You can see that although the text is about what happens in Wonderland, the text focuses heavily on Alice. She appears far more often than the White Rabbit or the Queen; based on word frequency, the book is also far more about that which is “Little” over that which is “Large,” and for as large as he looms, the “Caterpillar” is still smaller than the “Mouse.” You can also see that the word “Illustration” shows up. Here we find the first best lesson for on the fly visual text analysis: clean your text. The best text analysis is done with a clean, unformatted, normalized digital text, and unless you want to study the paratext, you need to take out the introductory material, the bibliography, any tags or embedded links, and any other authorial or editorial interference such as [Place Image Here] or [Illustration]. If you don’t remove it the tool will count it. 

Now find a digital text you would like to explore and create a word cloud. You can save it to the public gallery, or crop a screen shot for your own uses. Take a moment to see if you can spot any trends in the cloud. Now let’s see what else we can do with your text.

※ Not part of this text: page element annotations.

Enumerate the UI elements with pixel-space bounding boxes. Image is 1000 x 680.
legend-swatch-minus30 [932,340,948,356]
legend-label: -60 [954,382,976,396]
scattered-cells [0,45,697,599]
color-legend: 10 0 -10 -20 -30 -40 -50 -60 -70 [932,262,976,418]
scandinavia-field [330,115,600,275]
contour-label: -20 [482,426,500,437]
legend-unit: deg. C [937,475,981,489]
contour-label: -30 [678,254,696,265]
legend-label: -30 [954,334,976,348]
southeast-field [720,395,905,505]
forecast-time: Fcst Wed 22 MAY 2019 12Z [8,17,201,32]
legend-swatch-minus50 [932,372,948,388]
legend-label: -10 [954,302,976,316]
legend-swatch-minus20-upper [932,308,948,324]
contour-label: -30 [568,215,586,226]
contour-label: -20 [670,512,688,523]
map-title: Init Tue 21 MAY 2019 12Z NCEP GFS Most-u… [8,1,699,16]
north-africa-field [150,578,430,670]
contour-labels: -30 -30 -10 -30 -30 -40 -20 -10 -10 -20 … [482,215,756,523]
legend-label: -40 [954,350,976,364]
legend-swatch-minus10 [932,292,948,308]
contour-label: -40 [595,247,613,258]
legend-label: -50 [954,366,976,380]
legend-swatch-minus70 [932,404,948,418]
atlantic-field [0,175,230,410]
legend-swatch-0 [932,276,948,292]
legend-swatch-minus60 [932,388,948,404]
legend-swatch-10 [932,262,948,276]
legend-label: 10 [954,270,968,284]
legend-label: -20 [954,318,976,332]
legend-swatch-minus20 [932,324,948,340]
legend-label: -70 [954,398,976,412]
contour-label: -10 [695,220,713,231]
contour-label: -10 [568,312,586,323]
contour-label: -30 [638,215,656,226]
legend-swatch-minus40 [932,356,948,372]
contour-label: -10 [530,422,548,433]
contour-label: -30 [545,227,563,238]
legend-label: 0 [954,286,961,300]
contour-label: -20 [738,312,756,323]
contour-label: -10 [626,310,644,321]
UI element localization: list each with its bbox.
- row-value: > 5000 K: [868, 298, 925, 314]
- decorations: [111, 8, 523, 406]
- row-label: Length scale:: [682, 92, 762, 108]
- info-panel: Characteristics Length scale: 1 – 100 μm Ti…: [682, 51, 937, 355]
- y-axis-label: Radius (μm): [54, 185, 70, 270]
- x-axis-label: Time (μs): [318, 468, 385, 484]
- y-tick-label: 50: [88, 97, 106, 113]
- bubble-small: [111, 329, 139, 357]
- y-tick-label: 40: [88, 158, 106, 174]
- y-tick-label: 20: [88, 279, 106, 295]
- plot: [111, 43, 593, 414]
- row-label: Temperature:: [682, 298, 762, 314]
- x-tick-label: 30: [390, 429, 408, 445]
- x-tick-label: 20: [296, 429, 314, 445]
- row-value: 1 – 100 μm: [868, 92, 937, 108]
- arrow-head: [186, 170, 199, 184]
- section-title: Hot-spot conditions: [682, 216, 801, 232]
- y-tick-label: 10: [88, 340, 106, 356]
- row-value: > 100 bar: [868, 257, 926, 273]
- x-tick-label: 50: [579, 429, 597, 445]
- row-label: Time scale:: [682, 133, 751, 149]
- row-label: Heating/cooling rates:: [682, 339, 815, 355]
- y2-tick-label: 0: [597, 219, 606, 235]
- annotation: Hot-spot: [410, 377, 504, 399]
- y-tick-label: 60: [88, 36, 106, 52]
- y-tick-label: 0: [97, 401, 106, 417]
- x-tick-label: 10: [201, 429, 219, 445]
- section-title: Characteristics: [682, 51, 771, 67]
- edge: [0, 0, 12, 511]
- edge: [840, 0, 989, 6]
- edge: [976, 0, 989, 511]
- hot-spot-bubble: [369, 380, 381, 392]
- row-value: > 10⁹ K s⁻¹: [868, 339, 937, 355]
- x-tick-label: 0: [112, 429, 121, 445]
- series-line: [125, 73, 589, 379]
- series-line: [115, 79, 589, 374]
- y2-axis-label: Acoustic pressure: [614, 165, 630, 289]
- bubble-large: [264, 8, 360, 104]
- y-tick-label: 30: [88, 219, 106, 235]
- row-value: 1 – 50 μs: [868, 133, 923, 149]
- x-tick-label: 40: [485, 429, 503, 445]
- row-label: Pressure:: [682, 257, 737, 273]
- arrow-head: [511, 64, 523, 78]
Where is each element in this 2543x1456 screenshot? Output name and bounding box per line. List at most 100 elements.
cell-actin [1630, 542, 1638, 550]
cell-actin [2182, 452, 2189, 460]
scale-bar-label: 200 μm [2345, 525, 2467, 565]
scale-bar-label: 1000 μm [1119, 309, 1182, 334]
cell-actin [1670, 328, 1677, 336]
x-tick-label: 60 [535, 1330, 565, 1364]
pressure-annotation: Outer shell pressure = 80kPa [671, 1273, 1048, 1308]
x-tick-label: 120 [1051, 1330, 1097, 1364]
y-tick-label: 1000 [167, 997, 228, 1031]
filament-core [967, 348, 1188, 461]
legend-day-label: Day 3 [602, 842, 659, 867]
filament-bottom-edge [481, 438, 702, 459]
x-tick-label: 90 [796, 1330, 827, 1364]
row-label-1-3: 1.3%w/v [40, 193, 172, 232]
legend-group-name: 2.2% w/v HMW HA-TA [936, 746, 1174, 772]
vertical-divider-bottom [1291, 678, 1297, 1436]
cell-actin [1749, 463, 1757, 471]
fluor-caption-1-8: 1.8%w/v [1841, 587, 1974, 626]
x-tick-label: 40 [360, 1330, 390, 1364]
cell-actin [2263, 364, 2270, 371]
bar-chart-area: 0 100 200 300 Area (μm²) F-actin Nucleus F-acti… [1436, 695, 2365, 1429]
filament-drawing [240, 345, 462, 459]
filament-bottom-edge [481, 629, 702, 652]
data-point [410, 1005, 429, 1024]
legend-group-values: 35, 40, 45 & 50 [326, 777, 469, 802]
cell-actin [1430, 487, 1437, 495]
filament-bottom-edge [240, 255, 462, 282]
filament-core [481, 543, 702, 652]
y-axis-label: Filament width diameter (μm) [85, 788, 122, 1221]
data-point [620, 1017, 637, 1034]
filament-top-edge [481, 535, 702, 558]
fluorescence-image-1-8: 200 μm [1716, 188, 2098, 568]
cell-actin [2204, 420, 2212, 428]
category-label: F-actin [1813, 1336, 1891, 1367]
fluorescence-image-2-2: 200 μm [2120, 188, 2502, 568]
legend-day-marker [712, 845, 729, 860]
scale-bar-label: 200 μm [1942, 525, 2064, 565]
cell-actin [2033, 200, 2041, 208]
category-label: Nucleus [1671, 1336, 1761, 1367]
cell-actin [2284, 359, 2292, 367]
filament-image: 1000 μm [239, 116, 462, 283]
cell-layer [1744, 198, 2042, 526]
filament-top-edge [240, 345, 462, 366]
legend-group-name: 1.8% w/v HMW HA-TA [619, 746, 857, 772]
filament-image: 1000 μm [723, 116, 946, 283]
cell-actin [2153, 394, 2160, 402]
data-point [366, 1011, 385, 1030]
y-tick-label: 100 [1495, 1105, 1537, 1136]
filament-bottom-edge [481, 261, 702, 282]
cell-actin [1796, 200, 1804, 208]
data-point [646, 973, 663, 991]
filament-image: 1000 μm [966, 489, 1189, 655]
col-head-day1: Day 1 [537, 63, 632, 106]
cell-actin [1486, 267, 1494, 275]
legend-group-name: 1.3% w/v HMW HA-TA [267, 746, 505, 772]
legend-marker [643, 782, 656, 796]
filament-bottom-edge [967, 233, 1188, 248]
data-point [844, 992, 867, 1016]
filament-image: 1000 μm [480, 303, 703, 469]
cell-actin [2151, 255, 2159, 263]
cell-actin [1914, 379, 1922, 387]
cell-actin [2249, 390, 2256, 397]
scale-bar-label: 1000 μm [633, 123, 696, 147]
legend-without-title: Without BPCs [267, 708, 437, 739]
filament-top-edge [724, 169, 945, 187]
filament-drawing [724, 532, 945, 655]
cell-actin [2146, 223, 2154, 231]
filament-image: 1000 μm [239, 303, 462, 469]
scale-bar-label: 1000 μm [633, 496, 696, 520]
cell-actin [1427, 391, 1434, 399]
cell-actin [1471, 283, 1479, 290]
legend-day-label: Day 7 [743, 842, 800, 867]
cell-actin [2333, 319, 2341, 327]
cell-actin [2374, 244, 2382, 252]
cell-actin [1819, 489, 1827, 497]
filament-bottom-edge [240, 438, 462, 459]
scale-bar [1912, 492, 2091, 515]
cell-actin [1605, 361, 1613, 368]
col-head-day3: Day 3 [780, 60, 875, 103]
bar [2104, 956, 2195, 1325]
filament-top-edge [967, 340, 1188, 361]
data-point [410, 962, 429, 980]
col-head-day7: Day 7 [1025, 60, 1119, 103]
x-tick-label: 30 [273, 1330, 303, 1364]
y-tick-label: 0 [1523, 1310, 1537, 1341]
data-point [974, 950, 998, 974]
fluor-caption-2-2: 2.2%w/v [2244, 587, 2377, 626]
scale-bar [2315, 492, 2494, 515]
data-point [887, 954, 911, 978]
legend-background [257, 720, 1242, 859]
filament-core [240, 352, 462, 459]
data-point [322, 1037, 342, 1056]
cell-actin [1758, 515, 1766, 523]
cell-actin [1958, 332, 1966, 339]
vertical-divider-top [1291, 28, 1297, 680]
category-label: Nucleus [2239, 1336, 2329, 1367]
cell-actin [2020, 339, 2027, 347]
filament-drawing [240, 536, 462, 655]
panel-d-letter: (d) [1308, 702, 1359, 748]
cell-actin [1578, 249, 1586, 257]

A tool like Voyant can provide you a few more ways of seeing into your text as you use the little grey arrows to open and close widows. Using the same kind of ‘cut and paste’ interface, it provides a number of different tools beyond the word cloud, and you can find them handily located all within the same browser window. You will not only see the word frequencies, but also you can see word counts. More importantly, you can advance your analysis over simply looking at size to you can read the text, select a word and see its count and see it in context, or double click the highlighted keyword in context and see where that sentence appears in your text. These kinds of moves are important as they allow you to see context.

Find a sample text, and try it out in Voyant. The easiest way to learn to use this kind of tool is to simply click around until you get an idea of how the widows and tools work.

Tip:

Voyant does not initially apply ‘stop words.’ If you would like to take those words out of your analysis, submit your text, open the “Words in the Entire Corpus” window, click on the gear icon, and chose Taporware (English) from the “Stop Words List,” and click on "Apply Stop Words Globally."

At this stage you should have some ideas of what words appear frequently or infrequently in the text you are studying. You should be able to find them in context, and look at how those words all stack up. Word counting, seeing words in context (in  sentences and the full text), and spotting “trends” in those frequencies, will get you started using DH tools to “see” into your texts.

The simplest way to clean your text (take out hidden tags, formatting, breaks etc) is to just cut and paste it into your internet browser search box and then take it back out. This works best for shorter blocks of text. There are also a few tools out there like this one that allow you to cut and paste your texts clean. Don't forget you will need to go in and remove the paratext yourself.

Finally, in order to begin working with DH you need to store your files somewhere. You can use your documents of course, but you may want to look at Zotero to help you out. It is a free application that lives on your web browser and allows you to create and share libraries and bibliographies. It is the easiest open source tool out there to manage your digital library.

Now that you have some idea of what kinds of things you can learn about Digital Humanities in 15 mins, go out and find more. It is fun stuff; how useful you find it is really up to you. Remember however, for all the lazy tossing about of the term “analysis” in conjunction with “digital” or “algorithmic,” or “data,” computers only do what we tell them to do, and most open source tools simply count, display, and organize, what you do with the data is where the analysis really comes in.